You’re getting divorced, and you want to focus on the best interests of your children. A big part of that means finding them the ideal custody solution. You’re willing to do whatever it takes. Yes, you want to protect your own rights to see the kids, but you also want to make sure they’re happy with that situation.
If you have young children, in elementary school or younger, they probably will not have much say in the matter. They’re too young to really prefer anything or understand what is in their own best interests. You, your ex and the court will have to decide it for them.
But what if your children are older? What if they’re teens? Then can they pick where they want to live?
The legal side
Let’s start with the legal side. Technically, no, the children do not have this legal right. It’s not up to them. As long as the kids are minors — even at age 17 — they don’t have a legal right to choose which parent to live with and the court does not have to go along with what they say.

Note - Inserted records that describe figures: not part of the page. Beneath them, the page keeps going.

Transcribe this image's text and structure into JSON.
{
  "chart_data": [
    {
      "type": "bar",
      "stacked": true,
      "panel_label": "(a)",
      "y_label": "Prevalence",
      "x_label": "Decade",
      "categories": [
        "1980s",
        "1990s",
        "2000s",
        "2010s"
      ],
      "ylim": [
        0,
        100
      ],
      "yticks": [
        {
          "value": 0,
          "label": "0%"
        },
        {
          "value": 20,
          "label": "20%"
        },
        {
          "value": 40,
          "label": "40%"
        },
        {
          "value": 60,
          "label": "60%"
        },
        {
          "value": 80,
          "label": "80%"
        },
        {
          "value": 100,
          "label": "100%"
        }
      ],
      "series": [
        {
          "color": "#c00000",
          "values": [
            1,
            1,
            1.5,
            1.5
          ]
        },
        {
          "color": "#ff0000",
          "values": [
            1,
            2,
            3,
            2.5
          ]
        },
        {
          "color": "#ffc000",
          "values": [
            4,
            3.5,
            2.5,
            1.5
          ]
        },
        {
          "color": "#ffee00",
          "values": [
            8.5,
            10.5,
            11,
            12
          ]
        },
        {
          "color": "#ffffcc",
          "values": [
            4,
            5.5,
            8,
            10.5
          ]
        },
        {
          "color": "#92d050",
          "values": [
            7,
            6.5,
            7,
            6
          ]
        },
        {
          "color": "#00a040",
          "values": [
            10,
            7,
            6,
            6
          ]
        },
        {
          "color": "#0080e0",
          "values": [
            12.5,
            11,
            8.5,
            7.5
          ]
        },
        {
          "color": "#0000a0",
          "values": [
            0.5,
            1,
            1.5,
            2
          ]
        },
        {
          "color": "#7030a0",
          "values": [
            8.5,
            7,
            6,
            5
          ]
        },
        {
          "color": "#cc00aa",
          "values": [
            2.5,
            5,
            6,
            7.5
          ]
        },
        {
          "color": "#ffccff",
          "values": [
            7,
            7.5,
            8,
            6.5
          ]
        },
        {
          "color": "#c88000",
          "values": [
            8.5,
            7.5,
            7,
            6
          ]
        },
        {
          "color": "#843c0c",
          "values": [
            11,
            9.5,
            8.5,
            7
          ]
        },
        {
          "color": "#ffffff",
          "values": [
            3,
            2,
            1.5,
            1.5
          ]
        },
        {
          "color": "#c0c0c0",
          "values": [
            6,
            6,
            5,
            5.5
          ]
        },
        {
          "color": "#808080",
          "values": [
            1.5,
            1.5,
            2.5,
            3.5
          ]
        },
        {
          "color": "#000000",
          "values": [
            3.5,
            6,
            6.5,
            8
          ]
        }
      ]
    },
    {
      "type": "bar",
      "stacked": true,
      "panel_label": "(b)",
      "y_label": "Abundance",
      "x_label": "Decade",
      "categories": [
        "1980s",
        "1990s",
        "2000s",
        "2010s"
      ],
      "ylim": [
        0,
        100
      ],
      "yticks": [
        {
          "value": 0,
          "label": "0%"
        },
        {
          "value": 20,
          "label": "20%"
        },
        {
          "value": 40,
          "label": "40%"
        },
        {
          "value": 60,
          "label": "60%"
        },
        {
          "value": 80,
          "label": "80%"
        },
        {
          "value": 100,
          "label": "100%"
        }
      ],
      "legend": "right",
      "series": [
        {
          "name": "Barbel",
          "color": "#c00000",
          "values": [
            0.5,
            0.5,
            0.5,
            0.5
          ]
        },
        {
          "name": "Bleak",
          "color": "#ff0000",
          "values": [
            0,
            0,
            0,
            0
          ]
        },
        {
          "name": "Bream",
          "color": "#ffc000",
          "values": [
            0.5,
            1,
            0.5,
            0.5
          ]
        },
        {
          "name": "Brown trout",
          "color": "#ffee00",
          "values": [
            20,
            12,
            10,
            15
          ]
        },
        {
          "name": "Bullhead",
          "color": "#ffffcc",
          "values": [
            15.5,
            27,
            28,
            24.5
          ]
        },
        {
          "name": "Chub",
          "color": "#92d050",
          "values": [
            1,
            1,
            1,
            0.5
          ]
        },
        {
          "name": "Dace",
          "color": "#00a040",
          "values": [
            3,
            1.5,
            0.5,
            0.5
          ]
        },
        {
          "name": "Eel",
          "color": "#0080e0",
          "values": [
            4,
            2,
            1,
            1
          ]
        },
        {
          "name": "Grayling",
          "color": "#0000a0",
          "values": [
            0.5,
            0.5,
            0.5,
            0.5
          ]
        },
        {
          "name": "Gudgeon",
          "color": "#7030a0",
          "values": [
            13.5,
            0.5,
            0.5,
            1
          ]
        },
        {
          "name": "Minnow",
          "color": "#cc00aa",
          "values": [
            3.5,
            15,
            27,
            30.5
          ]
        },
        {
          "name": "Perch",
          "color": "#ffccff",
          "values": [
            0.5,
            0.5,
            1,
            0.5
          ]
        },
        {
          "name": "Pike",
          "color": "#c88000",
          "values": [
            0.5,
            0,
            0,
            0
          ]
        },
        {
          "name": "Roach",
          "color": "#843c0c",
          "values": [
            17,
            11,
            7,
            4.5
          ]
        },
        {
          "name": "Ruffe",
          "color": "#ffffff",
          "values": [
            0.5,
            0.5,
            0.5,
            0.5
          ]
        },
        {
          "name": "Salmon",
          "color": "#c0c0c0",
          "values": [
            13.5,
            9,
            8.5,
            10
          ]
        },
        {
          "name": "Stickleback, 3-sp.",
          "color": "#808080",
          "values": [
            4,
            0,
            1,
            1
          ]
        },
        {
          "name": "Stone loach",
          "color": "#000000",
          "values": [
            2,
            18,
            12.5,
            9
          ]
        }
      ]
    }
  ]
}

If the court wants you and your ex to have time with the child, for instance, but the child just wants to live with you, the court can still order them to spend time with your ex.
The practical side
In a realistic sense, though, the court understands that the child has preferences and will feel happiest when those preferences are honored. As such, they will take an older child’s opinion into account. They’ll consider it and use it as one thing that helps create the custody arrangement.
It’s not the only thing. They also consider your parental rights, your ability to raise the child, what you and your ex want, and a host of other factors. They don’t just go along with what your child requests. But, at that age, they will consider it and may let the agreement give the child some of what they want.
For instance, if your child says they want to live with you all of the time, the court may not split time 50/50 between you and your ex. They could allow the child to consistently live with you during the week, giving them some routine and stability, but still allow them to live with your ex on the weekends or for short time periods. Your ex could also get visitation rights to see your child, even when they live with you.
These situations can get complicated, especially when you and your ex do not agree on exactly what you want. Be sure you know what your rights are and what steps to take.